The larger portion of Wood Group companies provide topsides process design engineering, life-of-field engineering (modifying existing platforms to accommodate reservoir changes), and subsea and pipeline engineering. This business is a portal for the eventual contracting for overall O&M responsibility. For example, a South American client hired the company 6 years ago to engineer and commission new facilities, including the recruitment, hiring and training of 200 employees from the local population. Their incentive was based on their effectiveness in developing the local workforce and maintaining high health and safety performance levels. Then, their role shifted to helping the client optimize the operation of both new and existing facilities. They were rewarded for reducing costs by sharing in the cost savings. Now, responsible for the entire O&M operation, Wood Group is paid a fee based on the throughput of the plant.

Recruitment a challenge

Both companies pride themselves on being able to attract, train and develop operations employees in the face of a very tight market for such people in the US. In some respects, the turnover makes the relative stability and good benefits of their companies very attractive. The flexibility of multiple clients and field locations within a region allows them to optimize personnel usage and maintain staff levels. Some individuals can find themselves working on the same platforms where they used to be company employees, but without the uncertainty of M&A-driven layoffs. The companies recognize that with an average age of about 45-48 years, the US operations labor pool will need an influx of new people. Stealing from the "other guy" is no longer an option. Both companies are looking at similar industries (power plants, gas processing plants, etc.) as potential sources of employees. Both also see the importance of a "well put together" in-house training and competency assurance program.

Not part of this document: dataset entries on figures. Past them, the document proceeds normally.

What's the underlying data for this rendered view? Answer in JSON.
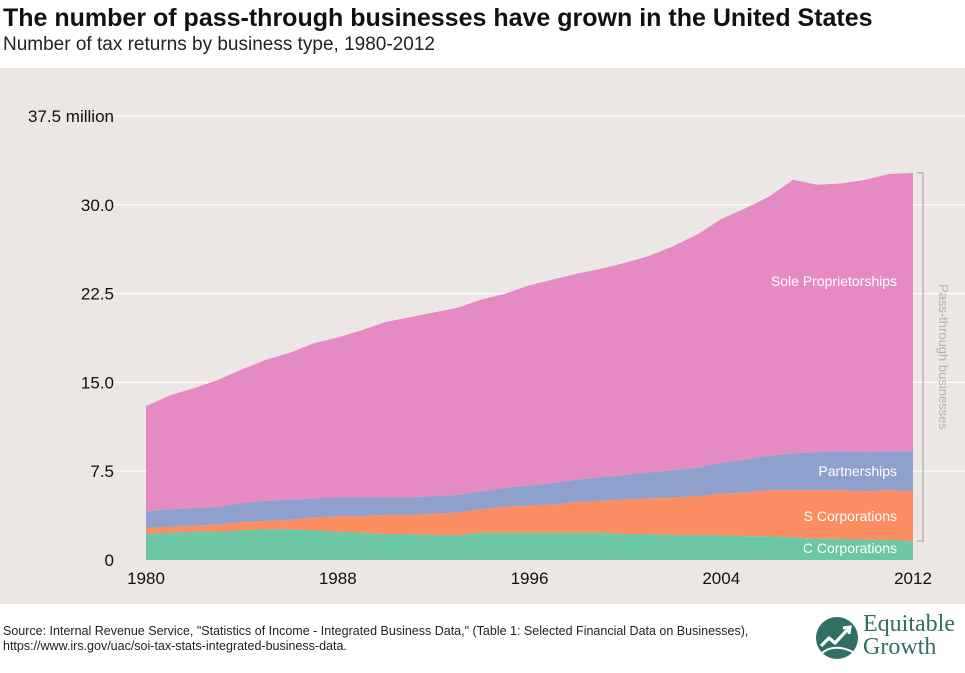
{
  "title": "The number of pass-through businesses have grown in the United States",
  "subtitle": "Number of tax returns by business type, 1980-2012",
  "source": "Source: Internal Revenue Service, \"Statistics of Income - Integrated Business Data,\" (Table 1: Selected Financial Data on Businesses), https://www.irs.gov/uac/soi-tax-stats-integrated-business-data.",
  "logo": {
    "line1": "Equitable",
    "line2": "Growth",
    "icon": "growth-leaf-icon"
  },
  "colors": {
    "c_corporations": "#6cc7a4",
    "s_corporations": "#fb8d62",
    "partnerships": "#8ea0cb",
    "sole_proprietorships": "#e68ac3",
    "panel_background": "#ebe7e5",
    "gridline": "#ffffff",
    "bracket": "#b6b2b0",
    "logo": "#2f6f64"
  },
  "chart_data": {
    "type": "area",
    "stacked": true,
    "title": "The number of pass-through businesses have grown in the United States",
    "subtitle": "Number of tax returns by business type, 1980-2012",
    "xlabel": "",
    "ylabel": "",
    "xlim": [
      1980,
      2012
    ],
    "ylim": [
      0,
      37.5
    ],
    "x_ticks": [
      1980,
      1988,
      1996,
      2004,
      2012
    ],
    "x_tick_labels": [
      "1980",
      "1988",
      "1996",
      "2004",
      "2012"
    ],
    "y_ticks": [
      0,
      7.5,
      15,
      22.5,
      30,
      37.5
    ],
    "y_tick_labels": [
      "0",
      "7.5",
      "15.0",
      "22.5",
      "30.0",
      "37.5 million"
    ],
    "grid": "horizontal",
    "x": [
      1980,
      1981,
      1982,
      1983,
      1984,
      1985,
      1986,
      1987,
      1988,
      1989,
      1990,
      1991,
      1992,
      1993,
      1994,
      1995,
      1996,
      1997,
      1998,
      1999,
      2000,
      2001,
      2002,
      2003,
      2004,
      2005,
      2006,
      2007,
      2008,
      2009,
      2010,
      2011,
      2012
    ],
    "series": [
      {
        "name": "C Corporations",
        "color": "#6cc7a4",
        "values": [
          2.2,
          2.3,
          2.4,
          2.4,
          2.5,
          2.6,
          2.6,
          2.5,
          2.4,
          2.3,
          2.2,
          2.2,
          2.1,
          2.1,
          2.3,
          2.3,
          2.3,
          2.3,
          2.3,
          2.3,
          2.2,
          2.2,
          2.1,
          2.1,
          2.1,
          2.0,
          2.0,
          1.9,
          1.8,
          1.8,
          1.7,
          1.7,
          1.6
        ]
      },
      {
        "name": "S Corporations",
        "color": "#fb8d62",
        "values": [
          0.5,
          0.5,
          0.5,
          0.6,
          0.7,
          0.7,
          0.8,
          1.1,
          1.3,
          1.4,
          1.6,
          1.6,
          1.8,
          1.9,
          2.0,
          2.2,
          2.3,
          2.4,
          2.6,
          2.7,
          2.9,
          3.0,
          3.2,
          3.3,
          3.5,
          3.7,
          3.9,
          4.0,
          4.1,
          4.1,
          4.1,
          4.2,
          4.2
        ]
      },
      {
        "name": "Partnerships",
        "color": "#8ea0cb",
        "values": [
          1.4,
          1.5,
          1.5,
          1.5,
          1.6,
          1.7,
          1.7,
          1.6,
          1.6,
          1.6,
          1.5,
          1.5,
          1.5,
          1.5,
          1.5,
          1.6,
          1.7,
          1.8,
          1.9,
          2.0,
          2.1,
          2.2,
          2.3,
          2.4,
          2.6,
          2.8,
          2.9,
          3.1,
          3.2,
          3.3,
          3.3,
          3.3,
          3.4
        ]
      },
      {
        "name": "Sole Proprietorships",
        "color": "#e68ac3",
        "values": [
          8.9,
          9.6,
          10.1,
          10.7,
          11.3,
          11.9,
          12.4,
          13.1,
          13.5,
          14.1,
          14.8,
          15.2,
          15.5,
          15.8,
          16.2,
          16.4,
          16.9,
          17.2,
          17.4,
          17.6,
          17.9,
          18.3,
          18.9,
          19.7,
          20.6,
          21.2,
          21.9,
          23.1,
          22.6,
          22.6,
          23.0,
          23.4,
          23.5
        ]
      }
    ],
    "bracket_label": "Pass-through businesses",
    "axis_unit_label": "37.5 million"
  }
}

Internationally, the challenge of finding O&M staff is not so great, but many clients are required to hire and train local employees. This makes the recruitment and training functions even more important.
At Chevron's operations in the Gulf of Thailand (Tantawan and Benchamas fields), there are four fixed platforms flowing to an FPSO in one field and five fixed platforms and an FSO in the second. Baker Energy organized a 5-year plan for the deployment of a fully trained workforce composed of at least 90% Thai national employees. The Thai national workers were in training and working in operations within 3 months. This project is the largest and most comprehensive O&M contract assignment in the Gulf of Thailand.

As producing regions mature around the world, both offshore and onshore, opportunities for operations outsourcing will grow. Venezuela and Colombia, UK North Sea, Trinidad, Brazil and Asia Pacific are all areas with potential for more of these sorts of partnerships. Working up the value chain from traditionally outsourced functions to a total O&M function will require that the service companies build relationships with producers that highlight the service companies' unique capability for optimizing production as well as reducing costs.